Change does that. In every swing of a pendulum, there is a moment of pause, or realization that things are about to change. That’s the transition zone. I know I went through that. My husband doesn’t talk as much as I do, but I think he is going through that, too.
What I do know is that now they are gone, we feel like we have permission to shine again, in our own right. It’s like we are the young people who began our own paths of talent so long ago, only this time our bodies are older (and have a lot less stamina). It really feels good to express so many of the things that we’ve suppressed so long because of concepts that said, “It’s the kids turn now…”
You begin to wonder – did destiny have a hand in this?
Now, I’m back to being the artist I always was, but much more fully. My kids are artists, too. As I’d grown older, I’d let their activities override my own. I’d wanted to see those elements blossom so they weren’t afraid to express because of any idea that they couldn’t compare. I’d seen that happen with others in my past and I didn’t want it to happen to them.
I believe all art is good, and each is unique. If putting my own art into the background so they felt comfortable expressing that uniqueness was the cost, I thought so be it – but now it’s like destiny is saying, you shelved it too long… Time to come out of the closet again… And destiny knew that wouldn’t have happened while I was so set in my ways… It knew it had to shake me to my roots for any real change to happen, now.
I can’t blame my eldest kids for not sending greetings to their father. I didn’t send any to my adoptive father, either.

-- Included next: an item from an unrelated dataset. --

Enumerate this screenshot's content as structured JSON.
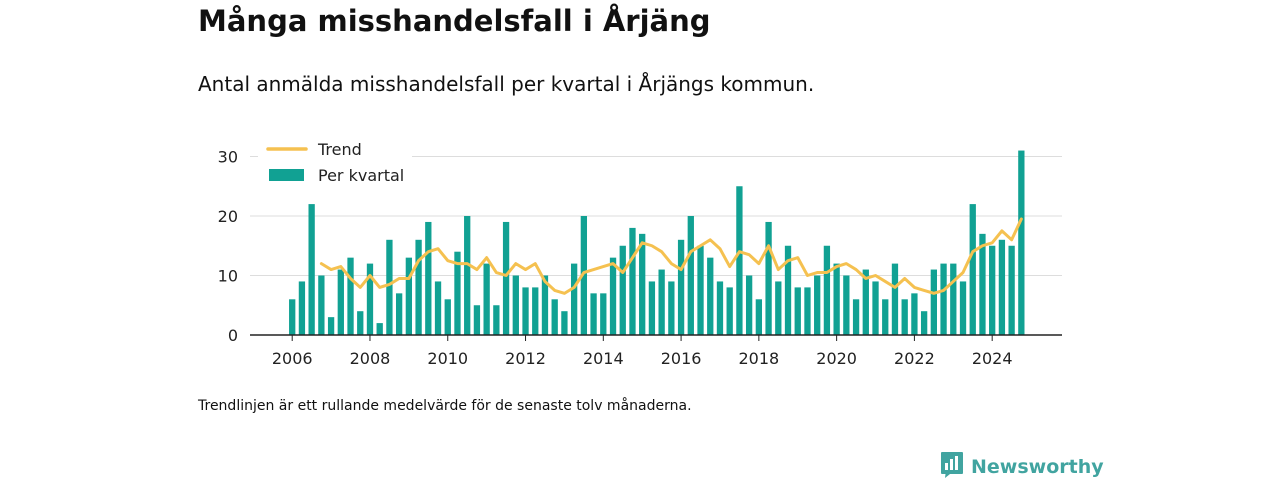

I did think of it. I also gave up on the idea. That’s the result of a history of past efforts that failed, not just laziness. There comes a time and age when you just stop trying.
I wish our eldest kids had not stopped trying with us, but if that’s their decision it must be the right one for them. At least, for now. We are, however, still keeping a place open in our lives for them. We’re flexible enough to rearrange the seating at our meal table if they suddenly turn up. We’re still plying our business as if they had never left. In our minds, it is still their future as much as it is ours.
One day, the boomerangs may bounce our way again, if we live that long. In the meantime, life is still very good.
C’est la vie!
P.S. I gave tribute to my parents when my adoptive father turned 70, by creating the poster, shown below, in their honor. (The poster doesn’t have the copyright warning on it). It depicts them as the young people they once were (taken from original photos and stylized).
He is the Chief Petty Officer he one day became and she is in the pink dress she wore for their wedding. (I was a flower girl with my sister, then). The ship on the ocean is the H.M.A.S. Vendetta, which he served on for many years.
We may not be speaking much today, but I hope that picture shows them that I cared enough to make it.